Maisie wakes up late on her tenth birthday and remembers that Mum and Dad are planning a special party for her. She looks out of her window at the sunlit garden and the gazebo lying ready on the lawn. Maisie pulls on her dressing gown and rushes excitedly downstairs calling out for her Mum and Dad. There is no reply and the house is eerily quiet. She walks around the ground floor from room to room and sees that there is no one there. Puzzled she heads back up the stairs and cautiously taps at her big sister Lily’s bedroom door. There is no reply and on entering Maisie discovers that this room too is empty. Where is everyone? They should be busy with her birthday preparations. Amid rising panic Maisie opens the front door and there is nothing there, absolutely nothing. Total blackness extending to infinity. Trapped in this nightmare world Maisie must use all her knowledge to save herself. Will this knowledge be enough?
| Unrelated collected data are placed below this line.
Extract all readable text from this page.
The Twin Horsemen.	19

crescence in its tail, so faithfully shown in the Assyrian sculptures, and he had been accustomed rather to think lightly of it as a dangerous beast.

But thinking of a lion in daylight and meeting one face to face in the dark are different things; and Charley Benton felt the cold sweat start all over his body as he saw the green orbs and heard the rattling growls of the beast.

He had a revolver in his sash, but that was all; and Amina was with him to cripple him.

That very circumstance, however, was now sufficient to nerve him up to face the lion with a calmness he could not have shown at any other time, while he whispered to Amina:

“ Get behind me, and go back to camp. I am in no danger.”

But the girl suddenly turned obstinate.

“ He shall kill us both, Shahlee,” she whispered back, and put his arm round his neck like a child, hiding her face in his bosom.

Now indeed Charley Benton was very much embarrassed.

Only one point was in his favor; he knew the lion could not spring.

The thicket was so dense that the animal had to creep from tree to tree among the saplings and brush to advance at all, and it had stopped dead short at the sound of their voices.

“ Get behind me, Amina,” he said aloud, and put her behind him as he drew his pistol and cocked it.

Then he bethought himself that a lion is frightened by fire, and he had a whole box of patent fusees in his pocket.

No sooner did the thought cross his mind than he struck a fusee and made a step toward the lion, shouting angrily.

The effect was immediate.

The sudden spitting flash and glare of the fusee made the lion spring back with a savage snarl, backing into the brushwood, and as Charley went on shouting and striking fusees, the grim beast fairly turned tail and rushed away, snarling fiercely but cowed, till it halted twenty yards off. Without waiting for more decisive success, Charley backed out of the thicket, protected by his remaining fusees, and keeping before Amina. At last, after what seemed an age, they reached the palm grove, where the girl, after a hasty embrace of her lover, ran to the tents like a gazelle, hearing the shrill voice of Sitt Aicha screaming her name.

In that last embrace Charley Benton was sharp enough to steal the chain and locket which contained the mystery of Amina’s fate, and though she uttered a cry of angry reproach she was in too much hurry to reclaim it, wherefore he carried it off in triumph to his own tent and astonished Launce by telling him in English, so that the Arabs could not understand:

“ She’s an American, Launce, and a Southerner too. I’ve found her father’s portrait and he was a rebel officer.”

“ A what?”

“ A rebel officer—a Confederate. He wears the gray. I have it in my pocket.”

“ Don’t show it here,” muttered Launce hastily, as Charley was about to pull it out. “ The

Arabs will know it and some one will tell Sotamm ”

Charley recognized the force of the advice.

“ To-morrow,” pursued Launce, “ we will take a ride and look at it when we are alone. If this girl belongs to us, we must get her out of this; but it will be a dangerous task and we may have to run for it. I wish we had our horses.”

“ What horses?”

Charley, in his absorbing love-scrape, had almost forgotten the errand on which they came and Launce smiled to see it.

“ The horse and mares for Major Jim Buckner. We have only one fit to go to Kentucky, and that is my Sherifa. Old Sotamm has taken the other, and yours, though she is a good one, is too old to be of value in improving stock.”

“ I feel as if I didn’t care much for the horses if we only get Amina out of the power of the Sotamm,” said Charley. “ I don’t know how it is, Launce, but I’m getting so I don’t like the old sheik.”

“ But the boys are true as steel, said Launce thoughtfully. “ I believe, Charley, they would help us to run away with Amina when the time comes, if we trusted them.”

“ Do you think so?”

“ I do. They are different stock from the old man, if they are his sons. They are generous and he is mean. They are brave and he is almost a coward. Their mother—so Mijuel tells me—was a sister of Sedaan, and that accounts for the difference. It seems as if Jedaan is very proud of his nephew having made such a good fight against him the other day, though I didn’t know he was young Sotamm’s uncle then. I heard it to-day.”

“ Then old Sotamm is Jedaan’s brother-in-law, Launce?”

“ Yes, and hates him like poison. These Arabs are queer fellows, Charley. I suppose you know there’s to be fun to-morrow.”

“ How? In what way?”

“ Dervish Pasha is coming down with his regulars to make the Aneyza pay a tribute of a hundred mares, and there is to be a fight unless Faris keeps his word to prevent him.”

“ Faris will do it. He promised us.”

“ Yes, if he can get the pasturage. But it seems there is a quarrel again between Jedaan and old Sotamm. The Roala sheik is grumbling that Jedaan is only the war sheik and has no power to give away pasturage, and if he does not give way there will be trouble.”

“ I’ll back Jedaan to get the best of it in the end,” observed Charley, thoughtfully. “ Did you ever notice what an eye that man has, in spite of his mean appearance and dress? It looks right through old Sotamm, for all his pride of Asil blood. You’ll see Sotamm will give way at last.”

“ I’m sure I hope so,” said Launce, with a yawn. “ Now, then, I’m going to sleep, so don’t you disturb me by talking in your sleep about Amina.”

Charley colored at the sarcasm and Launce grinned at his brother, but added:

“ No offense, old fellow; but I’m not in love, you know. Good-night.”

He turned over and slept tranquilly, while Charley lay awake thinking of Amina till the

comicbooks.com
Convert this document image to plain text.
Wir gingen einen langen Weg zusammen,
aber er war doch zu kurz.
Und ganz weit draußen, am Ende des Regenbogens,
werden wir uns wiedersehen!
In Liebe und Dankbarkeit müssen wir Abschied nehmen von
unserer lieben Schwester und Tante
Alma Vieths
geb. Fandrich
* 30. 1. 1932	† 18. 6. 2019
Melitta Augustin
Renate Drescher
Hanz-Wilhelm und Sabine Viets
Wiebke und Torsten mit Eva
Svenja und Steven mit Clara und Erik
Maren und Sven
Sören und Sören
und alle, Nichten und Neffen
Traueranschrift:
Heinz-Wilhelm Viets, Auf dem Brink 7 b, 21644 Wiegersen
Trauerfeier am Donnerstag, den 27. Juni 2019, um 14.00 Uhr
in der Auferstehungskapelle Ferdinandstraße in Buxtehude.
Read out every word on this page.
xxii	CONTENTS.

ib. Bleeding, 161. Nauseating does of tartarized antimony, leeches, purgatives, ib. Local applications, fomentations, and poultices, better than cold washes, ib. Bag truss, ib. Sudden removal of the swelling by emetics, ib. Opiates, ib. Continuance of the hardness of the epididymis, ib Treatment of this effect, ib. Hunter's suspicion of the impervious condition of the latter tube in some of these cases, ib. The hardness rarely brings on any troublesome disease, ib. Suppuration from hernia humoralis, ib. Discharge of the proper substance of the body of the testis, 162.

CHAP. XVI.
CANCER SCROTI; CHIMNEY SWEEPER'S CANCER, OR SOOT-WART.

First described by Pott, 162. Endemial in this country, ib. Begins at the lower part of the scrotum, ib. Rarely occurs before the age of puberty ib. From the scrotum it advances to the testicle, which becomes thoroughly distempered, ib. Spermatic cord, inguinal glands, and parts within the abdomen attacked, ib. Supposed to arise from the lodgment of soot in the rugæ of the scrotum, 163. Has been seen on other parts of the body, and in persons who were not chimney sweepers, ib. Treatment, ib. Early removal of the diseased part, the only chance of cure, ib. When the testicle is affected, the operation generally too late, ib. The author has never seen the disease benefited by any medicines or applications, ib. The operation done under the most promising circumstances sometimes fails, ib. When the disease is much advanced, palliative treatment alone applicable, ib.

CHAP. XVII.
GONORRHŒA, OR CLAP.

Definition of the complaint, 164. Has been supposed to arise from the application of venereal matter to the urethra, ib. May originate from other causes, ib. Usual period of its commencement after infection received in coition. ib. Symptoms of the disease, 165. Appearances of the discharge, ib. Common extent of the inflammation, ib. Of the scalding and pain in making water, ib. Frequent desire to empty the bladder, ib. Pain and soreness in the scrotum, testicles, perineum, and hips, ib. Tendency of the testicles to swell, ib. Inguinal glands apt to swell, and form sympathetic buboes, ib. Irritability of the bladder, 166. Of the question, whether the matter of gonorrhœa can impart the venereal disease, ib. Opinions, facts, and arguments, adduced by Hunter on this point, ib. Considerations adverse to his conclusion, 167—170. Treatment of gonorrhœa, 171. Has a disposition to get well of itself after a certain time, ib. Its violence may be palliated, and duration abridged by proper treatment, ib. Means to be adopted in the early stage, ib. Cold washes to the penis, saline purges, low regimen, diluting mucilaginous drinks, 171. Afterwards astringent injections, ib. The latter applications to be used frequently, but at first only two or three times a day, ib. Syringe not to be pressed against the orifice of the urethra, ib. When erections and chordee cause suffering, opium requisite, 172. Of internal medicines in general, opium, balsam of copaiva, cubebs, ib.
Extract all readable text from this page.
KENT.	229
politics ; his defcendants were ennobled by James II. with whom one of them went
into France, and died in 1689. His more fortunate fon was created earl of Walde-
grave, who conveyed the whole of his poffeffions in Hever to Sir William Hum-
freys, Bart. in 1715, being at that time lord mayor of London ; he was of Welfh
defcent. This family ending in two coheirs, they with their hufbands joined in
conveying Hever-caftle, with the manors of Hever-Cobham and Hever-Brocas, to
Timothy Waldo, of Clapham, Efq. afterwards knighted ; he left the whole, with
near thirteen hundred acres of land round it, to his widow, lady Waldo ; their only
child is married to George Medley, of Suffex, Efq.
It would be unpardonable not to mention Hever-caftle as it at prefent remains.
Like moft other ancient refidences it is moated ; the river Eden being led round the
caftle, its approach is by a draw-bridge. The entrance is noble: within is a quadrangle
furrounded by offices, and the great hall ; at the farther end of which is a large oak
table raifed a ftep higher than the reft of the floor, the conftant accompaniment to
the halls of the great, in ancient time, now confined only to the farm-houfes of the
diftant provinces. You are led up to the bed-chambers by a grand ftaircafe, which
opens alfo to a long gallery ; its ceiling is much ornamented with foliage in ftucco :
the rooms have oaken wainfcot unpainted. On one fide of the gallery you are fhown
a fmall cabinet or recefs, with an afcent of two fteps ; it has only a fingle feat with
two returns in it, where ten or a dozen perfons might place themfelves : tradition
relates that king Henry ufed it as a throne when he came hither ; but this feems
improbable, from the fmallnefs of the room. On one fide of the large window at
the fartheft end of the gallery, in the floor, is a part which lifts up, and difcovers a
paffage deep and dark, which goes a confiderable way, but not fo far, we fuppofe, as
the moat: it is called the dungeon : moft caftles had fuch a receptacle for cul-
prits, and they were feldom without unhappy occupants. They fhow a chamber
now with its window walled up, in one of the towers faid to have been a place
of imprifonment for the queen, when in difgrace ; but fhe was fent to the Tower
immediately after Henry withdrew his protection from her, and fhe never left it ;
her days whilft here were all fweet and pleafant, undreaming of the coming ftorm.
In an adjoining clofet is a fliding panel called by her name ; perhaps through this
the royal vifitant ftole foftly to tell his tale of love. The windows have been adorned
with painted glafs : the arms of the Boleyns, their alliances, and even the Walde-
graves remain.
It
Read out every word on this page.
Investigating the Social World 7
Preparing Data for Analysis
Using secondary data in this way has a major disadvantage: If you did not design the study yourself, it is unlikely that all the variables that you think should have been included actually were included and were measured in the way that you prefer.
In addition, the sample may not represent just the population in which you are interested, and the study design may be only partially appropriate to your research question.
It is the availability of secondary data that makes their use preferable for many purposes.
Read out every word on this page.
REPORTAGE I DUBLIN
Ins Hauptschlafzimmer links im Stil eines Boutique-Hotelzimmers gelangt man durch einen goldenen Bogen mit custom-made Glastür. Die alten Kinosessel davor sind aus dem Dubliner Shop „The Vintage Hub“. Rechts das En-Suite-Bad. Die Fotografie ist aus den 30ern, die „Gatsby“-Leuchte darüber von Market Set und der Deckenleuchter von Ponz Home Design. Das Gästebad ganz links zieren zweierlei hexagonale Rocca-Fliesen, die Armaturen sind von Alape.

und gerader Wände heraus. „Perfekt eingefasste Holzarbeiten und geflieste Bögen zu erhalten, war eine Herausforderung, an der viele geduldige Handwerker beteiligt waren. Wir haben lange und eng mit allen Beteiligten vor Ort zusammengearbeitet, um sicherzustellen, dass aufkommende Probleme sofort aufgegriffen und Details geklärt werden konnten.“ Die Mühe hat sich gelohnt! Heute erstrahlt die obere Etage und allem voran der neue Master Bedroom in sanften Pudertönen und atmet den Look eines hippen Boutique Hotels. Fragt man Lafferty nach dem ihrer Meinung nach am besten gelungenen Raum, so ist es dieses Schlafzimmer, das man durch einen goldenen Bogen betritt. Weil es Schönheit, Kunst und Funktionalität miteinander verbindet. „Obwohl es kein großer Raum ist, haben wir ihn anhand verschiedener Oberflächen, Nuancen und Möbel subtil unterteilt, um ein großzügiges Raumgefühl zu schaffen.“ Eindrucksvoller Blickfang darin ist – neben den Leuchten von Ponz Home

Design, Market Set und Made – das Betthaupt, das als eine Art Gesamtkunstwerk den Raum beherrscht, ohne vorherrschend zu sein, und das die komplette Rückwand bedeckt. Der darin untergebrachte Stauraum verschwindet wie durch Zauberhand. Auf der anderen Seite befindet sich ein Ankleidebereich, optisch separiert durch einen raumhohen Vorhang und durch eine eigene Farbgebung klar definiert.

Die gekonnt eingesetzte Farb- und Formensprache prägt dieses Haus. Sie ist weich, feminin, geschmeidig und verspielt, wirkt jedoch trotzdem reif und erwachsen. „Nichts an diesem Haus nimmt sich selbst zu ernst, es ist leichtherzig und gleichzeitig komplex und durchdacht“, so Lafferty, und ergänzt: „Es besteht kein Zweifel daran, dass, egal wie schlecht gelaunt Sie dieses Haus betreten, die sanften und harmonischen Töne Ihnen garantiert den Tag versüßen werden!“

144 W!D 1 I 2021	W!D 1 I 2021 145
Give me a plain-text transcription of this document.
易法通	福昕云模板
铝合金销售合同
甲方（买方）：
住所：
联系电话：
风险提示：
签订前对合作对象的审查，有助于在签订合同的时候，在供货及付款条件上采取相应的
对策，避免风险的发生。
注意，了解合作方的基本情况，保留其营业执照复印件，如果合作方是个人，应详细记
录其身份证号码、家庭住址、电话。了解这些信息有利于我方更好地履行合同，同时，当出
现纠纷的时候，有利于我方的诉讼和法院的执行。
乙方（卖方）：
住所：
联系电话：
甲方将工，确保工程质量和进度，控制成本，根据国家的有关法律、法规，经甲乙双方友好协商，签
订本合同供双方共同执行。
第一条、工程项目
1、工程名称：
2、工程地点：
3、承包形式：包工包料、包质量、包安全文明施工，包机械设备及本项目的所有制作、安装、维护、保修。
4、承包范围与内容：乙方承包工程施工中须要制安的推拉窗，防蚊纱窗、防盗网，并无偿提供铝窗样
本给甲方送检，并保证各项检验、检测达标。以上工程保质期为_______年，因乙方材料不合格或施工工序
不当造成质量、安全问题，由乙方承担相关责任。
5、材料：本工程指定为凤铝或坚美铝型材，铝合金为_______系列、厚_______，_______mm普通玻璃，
Wow! What a story. This may be short at just 150 pages but it is a book full of science, courage, love and huge surprises. I don’t normally tend to choose science fiction but this, although absolutely crammed full of scientific information, has converted me. Children who ask a lot of questions will lap this up. Christopher Edge manages to make the subjects of black holes, time, virtual reality and the cosmos accessible to everyone. There is lots of detail but it never becomes overwhelming and will, I think, encourage young readers to go away and learn more.
Maisie, academically gifted and already studying for a degree, is both engaging and interesting. I very quickly cared about what happened to her and was committed to the story within a couple of chapters. The story is told in alternate chapters portraying firstly the terrifying world of ever growing blackness and secondly the sunny, celebratory birthday world of Maisie and her family. This never becomes confusing but instead intensifies the reader’s interest as you try to work out what will happen next. I had suspicions of possible outcomes but Christopher Edge cleverly builds up the tension culminating in a plot device I did not expect. I think this is a gripping and frankly emotional read that would be wonderful for readers of about 10 upwards. It’s absolutely perfect for youngsters who have an interest in science and as an added bonus its length means it won’t put off children who find 400 page long tomes a little off putting . Highly recommended.
There are a range of teaching resources available to go with the book on Christopher’s website suitable for KS2 and KS3.